One day, I might be able to look back on this moment and know that the sting in my arm is a bullet. I might even be able to recognize that it was the same bullet that passed through his ski mask. Someday, I might be able to look back on this and know the exact mistakes that were made, each individual second that ticked by that led to this.

But right now, all I see are Kane’s eyes. The mask covers his lips, so I’ll never see that smirk again. It covers the deep wrinkle, that one single line that marks his forehead when I annoy him.

But the eyes are his, and while he drops to his knees, he watches me. His shoulders, always so broad and strong, now droop. Hands that have worshipped me now dangle lifelessly by his side. Broad thighs, thighs big enough for both of us, no longer hold him up. Kane drops to his knees, and when he falls forward, the noise and chaos around us un-mutes and I come eye-to-eye with Abel Hayes, a still smoking gun, and a horrible grin marring his ugly face.

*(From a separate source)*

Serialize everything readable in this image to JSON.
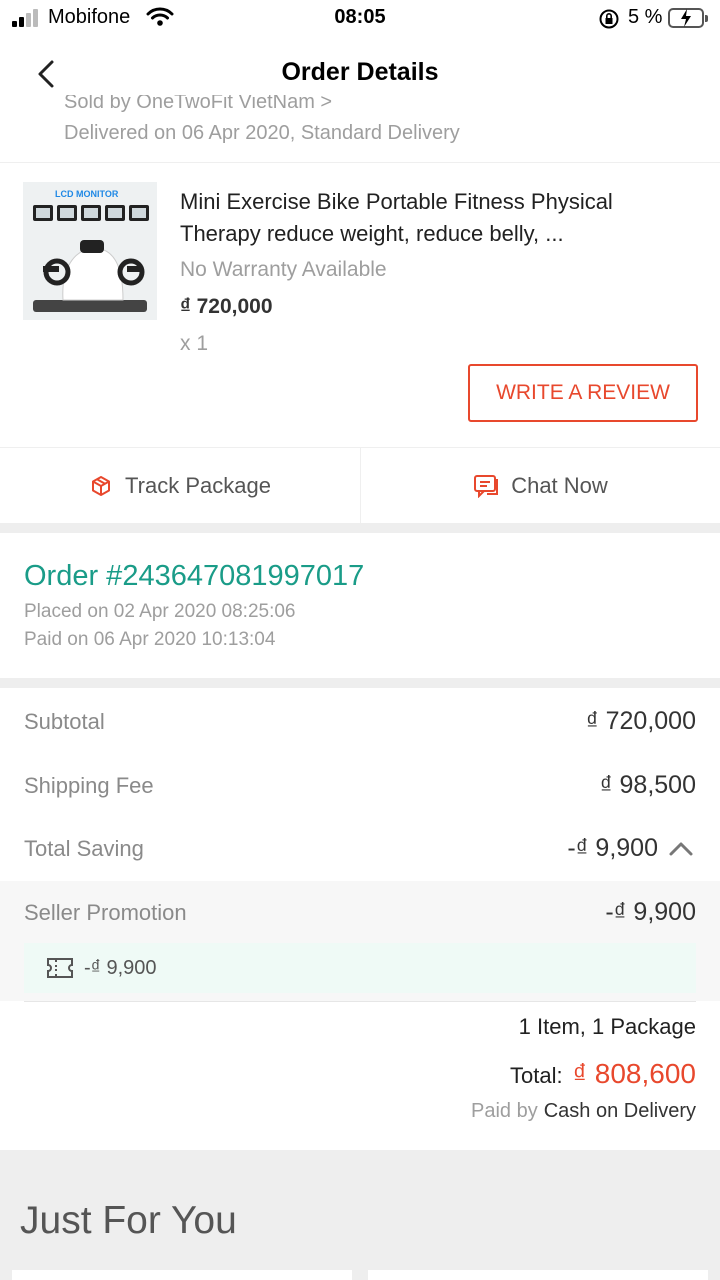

The support beam I was tied to fractures under the weight of a heavy ceiling. Kane lies face first in a tiny river of flames that moves forward and licks at my still soaked jeans.

While Kane and I stared, the world went silent. The creaking of the large club was muted, and the roaring of the fire was silenced, but now that our connection is broken, it’s all back.

Steel twists, and fire races up my jeans.

I scream; at my jeans, at Alex’s rough hands, at Kane.

Especially at Kane.

“Jess!” Alex’s strong arm wraps around my stomach and swings me around. The stitches that were all but healed, stitches that Kane so very gently put into my body, tear open on Alex’s belt full of tools and keys. He lifts me off my wildly flailing feet; to take me out of the collapsing club, to take me to safety, to extinguish the flames that race up my legs and blister my skin. But I fight against him, to get back to Kane, to save him.